No7:White Horse Syndrome: our Council Members & Staff don’t have fairy wands. They are the facilitators of the show, not the drivers, our firms create the wealth. So lets hope these people in their new roles of responsibility recognise that and put the firms and our people at the centre of their universe not themselves. Interestingly, there is already duplication of resource between Central and Local Government – this is not good enough.
No8:New Zealand: Auckland is a part of New Zealand, not the other way around. Most people outside Auckland think we are a funny lot, and we are. Auckland will not succeed without the regions, we need to change the conversation and create real partnerships and move away from the current position of the regions feeling threatened by the Super City.
Why size matters – big cities patently better
More evidence that being big makes a difference.
According to MacDiarmid Institute deputy director Shaun Hendy, the difference between Australia and New Zealand patenting rates (we’re 40% below Australia’s) is down to the relative size of the two countries’ cities.
Specifically we can’t match the grunt of Sydney (population 4.5 million) and Melbourne (4m plus). Bigger cities generate higher rates of patenting.
Where our cities are of a comparable size – Auckland and Adelaide – patent rates are much the same.
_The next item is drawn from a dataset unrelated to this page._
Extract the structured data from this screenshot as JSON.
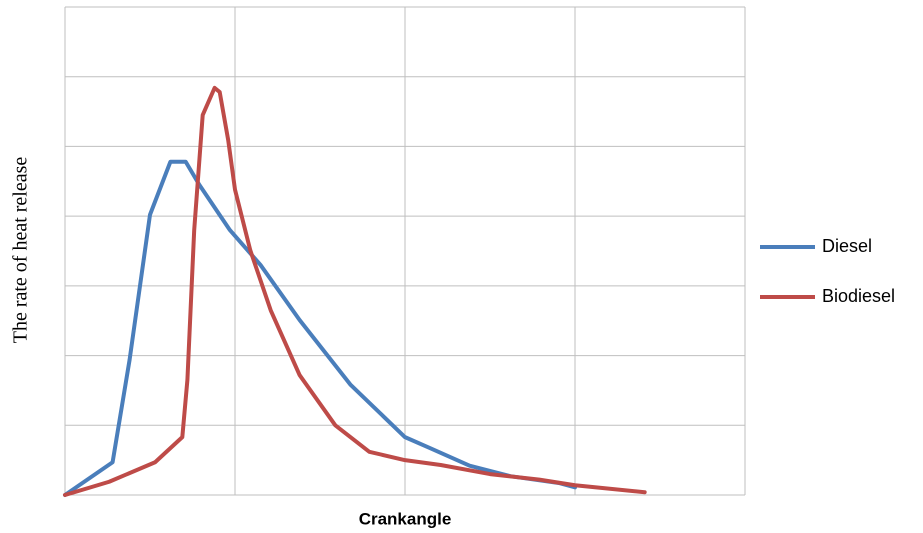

Compared with the OECD average, we’re very poor at generating triadic (filed in US, Europe and Japan) patents. The latest World Intellectual Property Office stats I can find (till 2007) show the number of NZ patent applications increasing over the 10-year period, though with a substantial drop in 2006-07.
The number of NZ patent granted has pretty much flatlined, apart from a spike in 2003.
I’ve blogged before on how our littleness holds our economy back. Economist Paul McCann says being small and far from markets is the worst position to be in.
In Australia’s case, size can help overcome the limitations of isolation.
McCann talks about “global regionalism”, fed by the rise of huge trade blocs, investment and taxation treaties, and world-changing stuff like computers, the internet, modern transport, communications technologies and off-shoring.
Global regionalism, he says has favours big urban centres.
One of McCann’s ideas to combat this is to increase the size of the Auckland-Hamilton-Tauranga triangle. The easiest way of doing this, he says is to increase immigration to the region.
MacDiarmid Institute’s Hendy, as reported in today’s Herald, has a bigger plan.
He says New Zealanders need to act like they live in a city of four million.
The city size-patenting rate relationship is about the size of businesses in cities of certain mass, he says. Larger cities were more collaborative and the larger the city the more collaboration went on.
“When you have … high degrees of specialisation, people really need to collaborate to have an impact,” he says. “It’s larger cities enabling these larger collaborations or teams of researchers that can make progress.”
So, New Zealand needed to think and act like a city of four million people.
“We need to look at putting together multi-disciplinary, multi-institutional collaborative research networks, whether they’re in business or academia.”